If approved in its current form, Rule 5605(f) would require existing Nasdaq-listed companies to:

  • within two years, have at least one diverse board member who self-identifies either as female, an underrepresented minority or LGBTQ+;
  • within four years, and with respect to companies listed on Nasdaq’s Global Select and Global Markets, have at least two diverse board members, including at least one female member and one member that comes from an underrepresented minority group or who identifies as LGBTQ+; and
  • within five years, and with respect to companies listed on Nasdaq’s Capital Market, have at least two diverse board members, including at least one female member and one member that comes from an underrepresented minority group or who identifies as LGBTQ+.

Alternatively, a company that does not satisfy the requirements will need to provide an explanation in its proxy statement or on its website (and notify Nasdaq) with the reasons for not complying with the diversity requirements.

According to the proposal, (i) a “female” is defined as “an individual who self-identifies her gender as a woman, without regard to the individual’s designated sex at birth;” (ii) an “underrepresented minority” is defined as “an individual who self-identifies as one or more of the following: Black or African American, Hispanic or Latinx, Asian, Native American or Alaska Native, Native Hawaiian or Pacific Islander or Two or More Races or Ethnicities;” and (iii) “LGBTQ+” is defined as “an individual who self-identifies as any of the following: lesbian, gay, bisexual, transgender or a member of the queer community.”
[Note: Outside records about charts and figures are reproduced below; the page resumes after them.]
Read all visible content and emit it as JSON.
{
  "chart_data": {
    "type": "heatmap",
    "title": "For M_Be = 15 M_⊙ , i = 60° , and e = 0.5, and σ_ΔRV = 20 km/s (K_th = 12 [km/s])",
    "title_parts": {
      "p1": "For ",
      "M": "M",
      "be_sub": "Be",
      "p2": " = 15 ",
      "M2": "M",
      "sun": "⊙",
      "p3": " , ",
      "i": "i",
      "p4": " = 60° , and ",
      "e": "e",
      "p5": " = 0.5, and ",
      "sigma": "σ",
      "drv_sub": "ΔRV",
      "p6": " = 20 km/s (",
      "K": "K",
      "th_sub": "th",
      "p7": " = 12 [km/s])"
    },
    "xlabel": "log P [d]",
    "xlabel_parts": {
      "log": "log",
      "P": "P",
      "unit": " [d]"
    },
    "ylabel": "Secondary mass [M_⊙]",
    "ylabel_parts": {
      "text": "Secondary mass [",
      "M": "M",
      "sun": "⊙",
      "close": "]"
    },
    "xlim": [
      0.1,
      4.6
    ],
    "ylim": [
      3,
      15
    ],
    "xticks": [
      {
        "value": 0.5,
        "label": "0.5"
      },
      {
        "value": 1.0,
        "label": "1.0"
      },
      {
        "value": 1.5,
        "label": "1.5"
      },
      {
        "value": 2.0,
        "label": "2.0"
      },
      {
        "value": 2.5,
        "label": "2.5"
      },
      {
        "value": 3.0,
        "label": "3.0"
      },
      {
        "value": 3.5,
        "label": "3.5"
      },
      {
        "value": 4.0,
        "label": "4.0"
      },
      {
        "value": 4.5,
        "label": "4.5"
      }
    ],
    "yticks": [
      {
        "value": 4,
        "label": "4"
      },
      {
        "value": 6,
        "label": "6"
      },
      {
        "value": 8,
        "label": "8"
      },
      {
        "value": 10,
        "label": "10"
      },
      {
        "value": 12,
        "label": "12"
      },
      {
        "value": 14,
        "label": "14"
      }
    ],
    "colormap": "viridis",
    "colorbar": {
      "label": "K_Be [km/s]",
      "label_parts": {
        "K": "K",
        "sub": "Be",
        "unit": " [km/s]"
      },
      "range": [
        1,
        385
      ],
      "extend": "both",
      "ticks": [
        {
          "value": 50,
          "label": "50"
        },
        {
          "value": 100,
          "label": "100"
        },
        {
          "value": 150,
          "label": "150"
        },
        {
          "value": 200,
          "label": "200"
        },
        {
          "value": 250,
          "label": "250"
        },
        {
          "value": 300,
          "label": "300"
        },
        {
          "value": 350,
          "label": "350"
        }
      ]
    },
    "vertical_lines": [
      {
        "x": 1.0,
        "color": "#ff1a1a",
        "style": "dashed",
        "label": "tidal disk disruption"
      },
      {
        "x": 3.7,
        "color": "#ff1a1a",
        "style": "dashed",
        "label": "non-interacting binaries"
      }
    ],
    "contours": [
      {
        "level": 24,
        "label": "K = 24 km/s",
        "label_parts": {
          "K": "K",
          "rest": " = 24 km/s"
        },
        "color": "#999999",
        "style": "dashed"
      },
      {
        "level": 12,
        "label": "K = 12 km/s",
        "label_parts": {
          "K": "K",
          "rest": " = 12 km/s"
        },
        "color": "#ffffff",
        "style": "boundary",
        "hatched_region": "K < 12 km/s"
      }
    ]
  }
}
There would be slightly relaxed requirements for smaller reporting companies as well as foreign issuers, which would also be deemed compliant if they had at least two female directors. If adopted, companies would be obligated to disclose diversity statistics for its board and Nasdaq has a form of statistical matrix for use. Companies that fail to comply with the diversity and related disclosure requirements could face substantial penalties, including potential delisting from the Nasdaq exchange.

This proposal will likely be controversial to many that are comfortable with the existing state of affairs, but many have voiced support for changes in the boardroom. Earlier this year Goldman Sachs made its support clear for more diversity on the board when they declared it will not assist a company in going public unless the company has at least one diverse member of the board. While this level of advocacy from a major player in the marketplace is a great sign of things to come for proponents of progressive corporate governance changes, opponents will argue that diversity in the boardroom is already happening on its own, companies have already taken substantial steps towards diverse representation and more “regulatory action” is not what’s needed.

Commenting on the proposal, Nasdaq’s President and CEO, Adena Friedman, said “[o]ur goal with this proposal is to provide a transparent framework for Nasdaq-listed companies to present their board composition and diversity philosophy effectively to all stakeholders; we believe this listing rule is one step in a broader journey to achieve inclusive representation across corporate America.”

If this proposal were to be approved it could cause a major shift in corporate governance and policy over the coming years. The level of disclosure required by the proposal would effectively force public companies trading on Nasdaq to focus on diversity. But, at the heart of the proposal, the end goal is to have decision-makers look like the backbone of the company – their diverse workforce.